All we know about the UK position comes from:

  • Theresa May’s Lancaster House speech (17 January 2017), setting out the UK’s negotiating objectives;
  • The UK Government’s White Paper (2 February 2017) on its “vision” for a new partnership with the EU; and
  • Theresa May’s letter to European Council President Donald Tusk (29 March 2017) triggering the start of negotiations under Article 50 of the Treaty on the Functioning of the European Union.

The two-line European Union (Notification of Withdrawal) Act 2017 does not say much, supposedly to avoid tying Theresa May’s hands in the Brexit negotiations. Apart from this, we had heard for six months that ‘Brexit means Brexit’ and lately that she wants to “make a success of Brexit”. The wishful thinking of the Leave campaign that a UK outside the EU would be able to have its cake and eat it was continued by David Davis, Boris Johnson and Liam Fox as Ministers. Personally, I found this extremely amateurish and clueless.

All this waffle has already caused a lot of uncertainty for anyone or any business based in the UK and for UK citizens based elsewhere in the EU. The pound is still worth 10% less against the euro than it was on the day of the Referendum. That is before any Brexit negotiations have even started.

The EU27 negotiating position

Unlike Theresa May, the EU27 (ie, the group of European Union Member States other than the UK) and the European Commission have decided to be completely transparent about the Brexit negotiations. Perhaps ironically, the UK Referendum result and the election of Donald Trump in the US have led to greater unity between the other EU Member States (as German Chancellor Angela Merkel noted yesterday).

Apart from the timeline, here is what we know so far about the EU27 negotiating position:

The clear line is that “sufficient progress” needs to have been made on agreeing these principles with the UK before discussions on other areas would begin.

The future of the UK?

The Leave campaigners claimed that the UK would be better off trading with countries other than the EU. In case you had forgotten what they told us, here is the leaflet put out by our local Conservative MP at the time of the UK Referendum last year.

The Leave campaigners conveniently failed to mention how long it might take or that the UK could not negotiate trade agreements with countries outside the EU until after the UK has left the EU. They also forgot to say that the UK would not be the 5th largest economy in the world without its EU trade. The UK already fell behind India soon after the Referendum because of the 10% drop in the value of the pound.

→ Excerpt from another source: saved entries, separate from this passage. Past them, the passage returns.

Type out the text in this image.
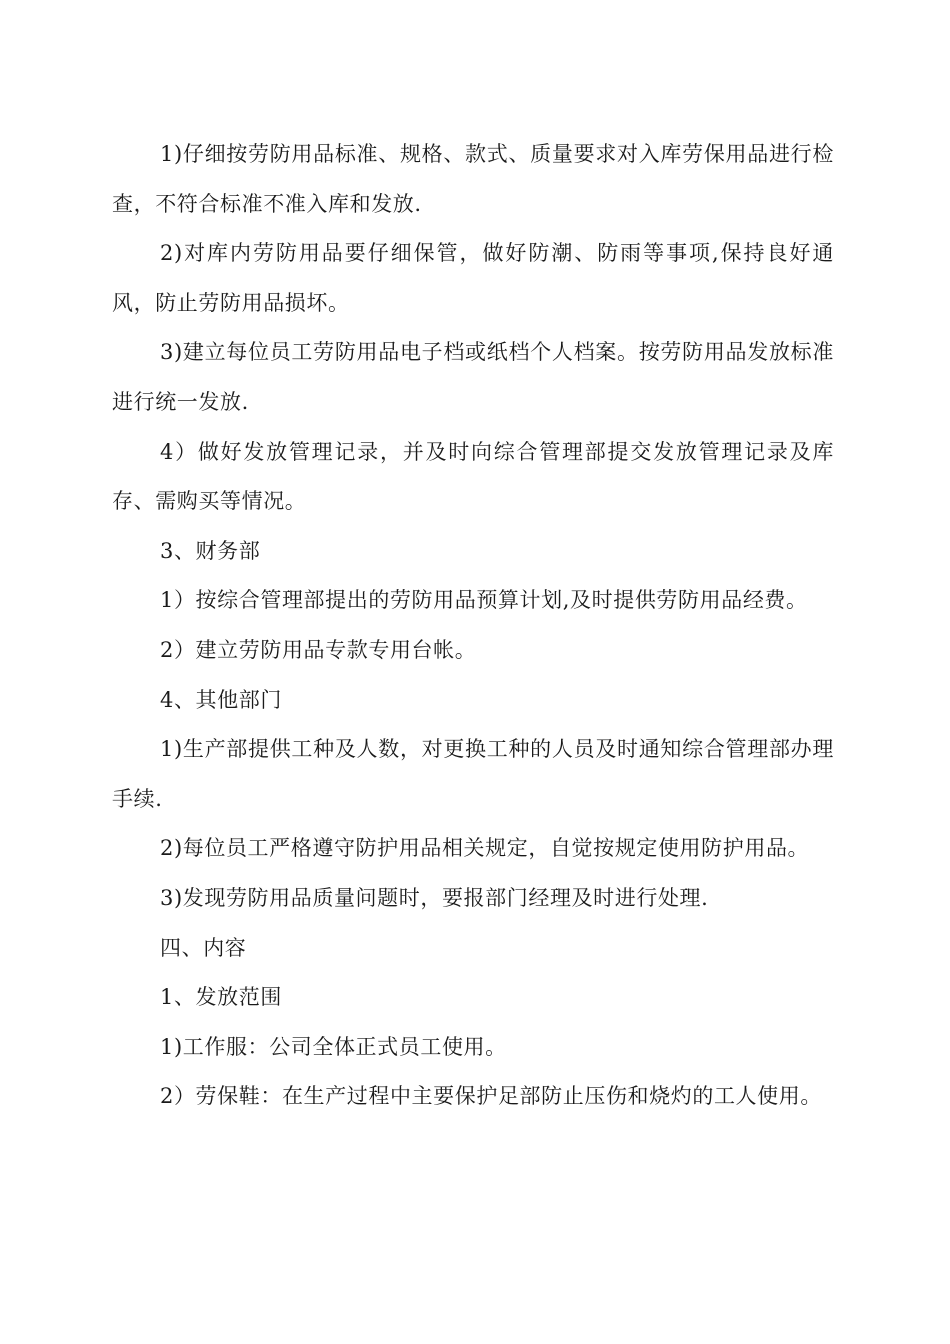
1)仔细按劳防用品标准、规格、款式、质量要求对入库劳保用品进行检查，不符合标准不准入库和发放.

2)对库内劳防用品要仔细保管，做好防潮、防雨等事项,保持良好通风，防止劳防用品损坏。

3)建立每位员工劳防用品电子档或纸档个人档案。按劳防用品发放标准进行统一发放.

4）做好发放管理记录，并及时向综合管理部提交发放管理记录及库存、需购买等情况。

3、财务部

1）按综合管理部提出的劳防用品预算计划,及时提供劳防用品经费。

2）建立劳防用品专款专用台帐。

4、其他部门

1)生产部提供工种及人数，对更换工种的人员及时通知综合管理部办理手续.

2)每位员工严格遵守防护用品相关规定，自觉按规定使用防护用品。

3)发现劳防用品质量问题时，要报部门经理及时进行处理.

四、内容

1、发放范围

1)工作服：公司全体正式员工使用。

2）劳保鞋：在生产过程中主要保护足部防止压伤和烧灼的工人使用。
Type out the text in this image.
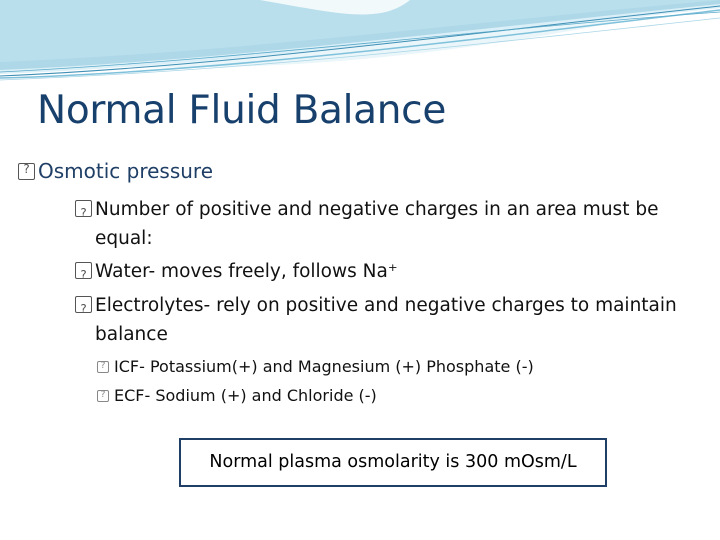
Normal Fluid Balance
?Osmotic pressure
?Number of positive and negative charges in an area must be equal:
?Water- moves freely, follows Na⁺
?Electrolytes- rely on positive and negative charges to maintain balance
?ICF- Potassium(+) and Magnesium (+) Phosphate (-)
?ECF- Sodium (+) and Chloride (-)
Normal plasma osmolarity is 300 mOsm/L
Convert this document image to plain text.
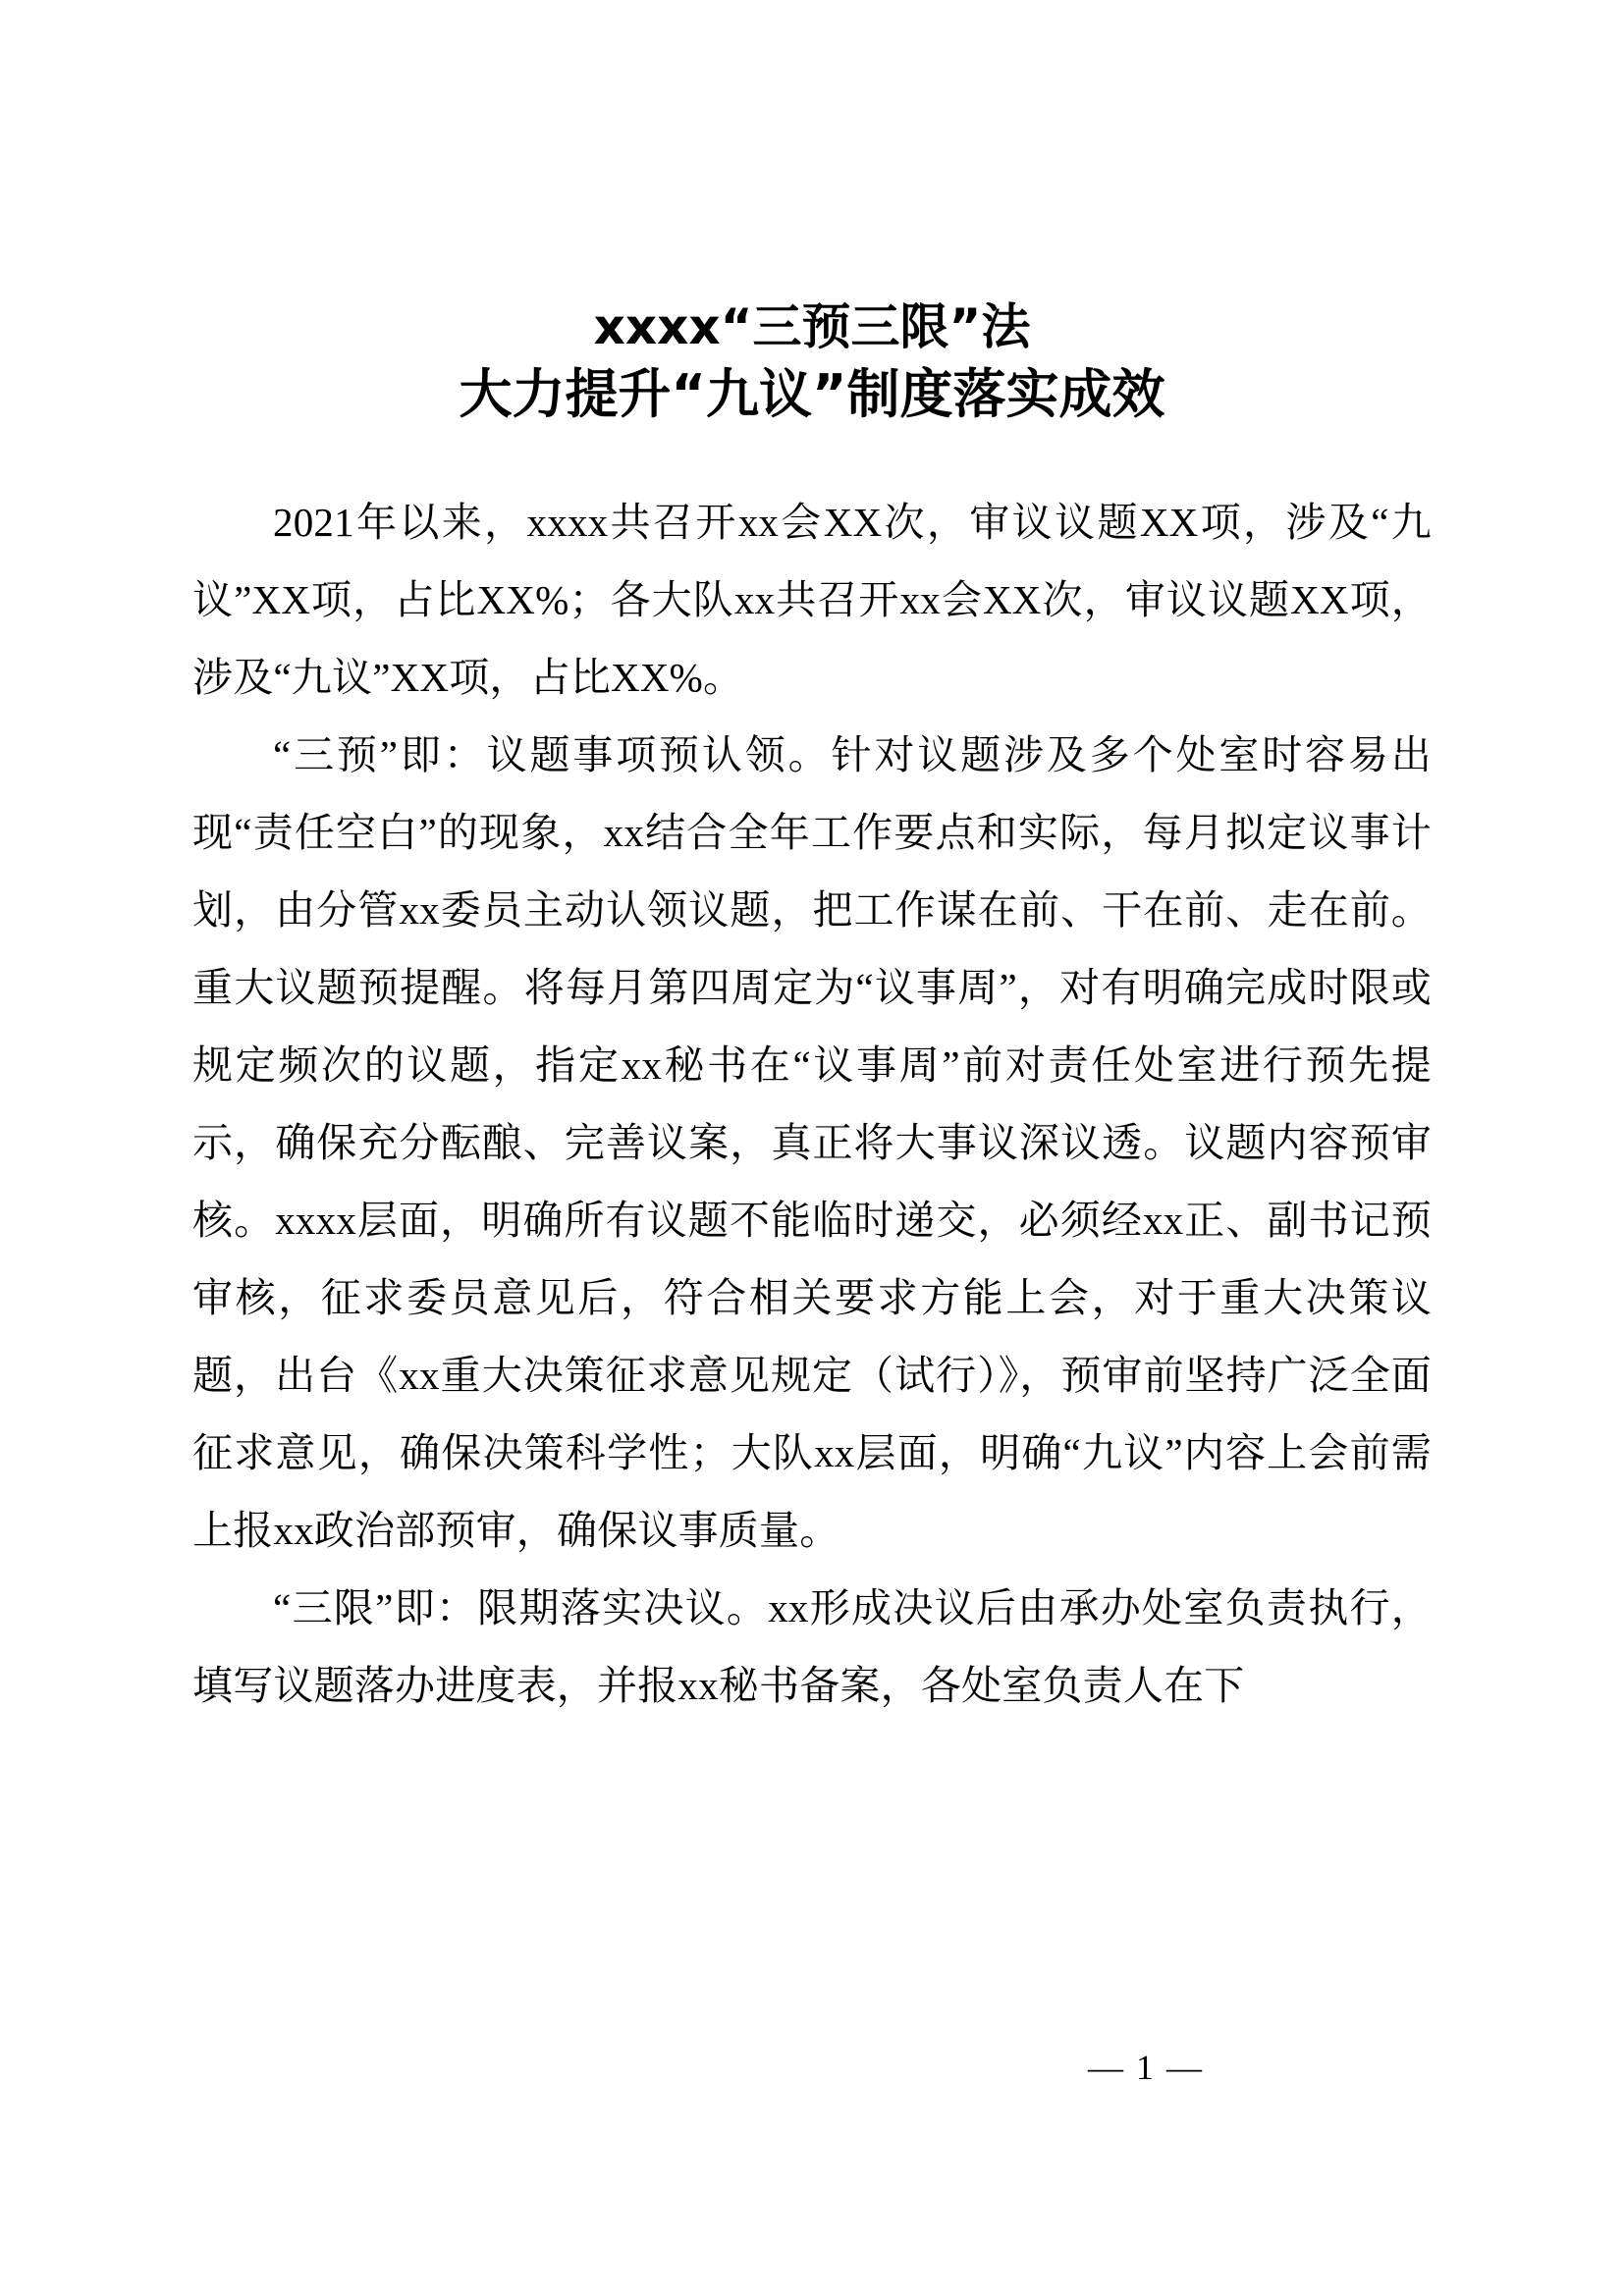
xxxx“三预三限”法
大力提升“九议”制度落实成效

2021年以来，xxxx共召开xx会XX次，审议议题XX项，涉及“九议”XX项，占比XX%；各大队xx共召开xx会XX次，审议议题XX项，涉及“九议”XX项，占比XX%。

“三预”即：议题事项预认领。针对议题涉及多个处室时容易出现“责任空白”的现象，xx结合全年工作要点和实际，每月拟定议事计划，由分管xx委员主动认领议题，把工作谋在前、干在前、走在前。重大议题预提醒。将每月第四周定为“议事周”，对有明确完成时限或规定频次的议题，指定xx秘书在“议事周”前对责任处室进行预先提示，确保充分酝酿、完善议案，真正将大事议深议透。议题内容预审核。xxxx层面，明确所有议题不能临时递交，必须经xx正、副书记预审核，征求委员意见后，符合相关要求方能上会，对于重大决策议题，出台《xx重大决策征求意见规定（试行）》，预审前坚持广泛全面征求意见，确保决策科学性；大队xx层面，明确“九议”内容上会前需上报xx政治部预审，确保议事质量。

“三限”即：限期落实决议。xx形成决议后由承办处室负责执行，填写议题落办进度表，并报xx秘书备案，各处室负责人在下

— 1 —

Another thing the Leave campaigners didn’t mention is that the UK would need to recruit a lot more civil servants to carry out the tasks currently carried out by the “unaccountable bureaucrats in Brussels”.

Could the General Election on 8 June change this?

From these UK and EU27 negotiating positions, you can already see where the areas of disagreement are likely to be if Theresa May wins the predicted landslide majority on 8 June. Given Labour’s plan to control immigration, the destiny of the UK probably would not be very different if they win either.

The Government had already predicted the economic consequences of a Leave vote in its pre-Referendum leaflet. It had not predicted the dramatic rise in hate crime fuelled by the anti-immigration rhetoric of populist politicians or the collapse of the NHS when its tens of thousands of non-British staff decide to leave the UK to work somewhere they feel welcome. If most people really vote for either Conservatives or Labour, as the opinion polls are predicting, all this seems likely to become the reality.

With this perspective, I don’t really see that the UK will have much of a future – or at least one that I would still want to be part of.

Of course, there are the consistently anti-Brexit political parties like the Lib Dems, Greens and SNP. For them to do well, a lot of people in the UK would need to vote as recommended by the ‘Best for Britain’ tactical voting campaign led by Gina Miller. I really hope they do. Otherwise, the UK will become a country where, as Tagore observed in his Nationalism in the West speech in 1917:

“… the people are hospitable but the nation has proved itself to be otherwise, making an Eastern guest feel humiliated to stand before you as a member of the humanity of his own motherland.”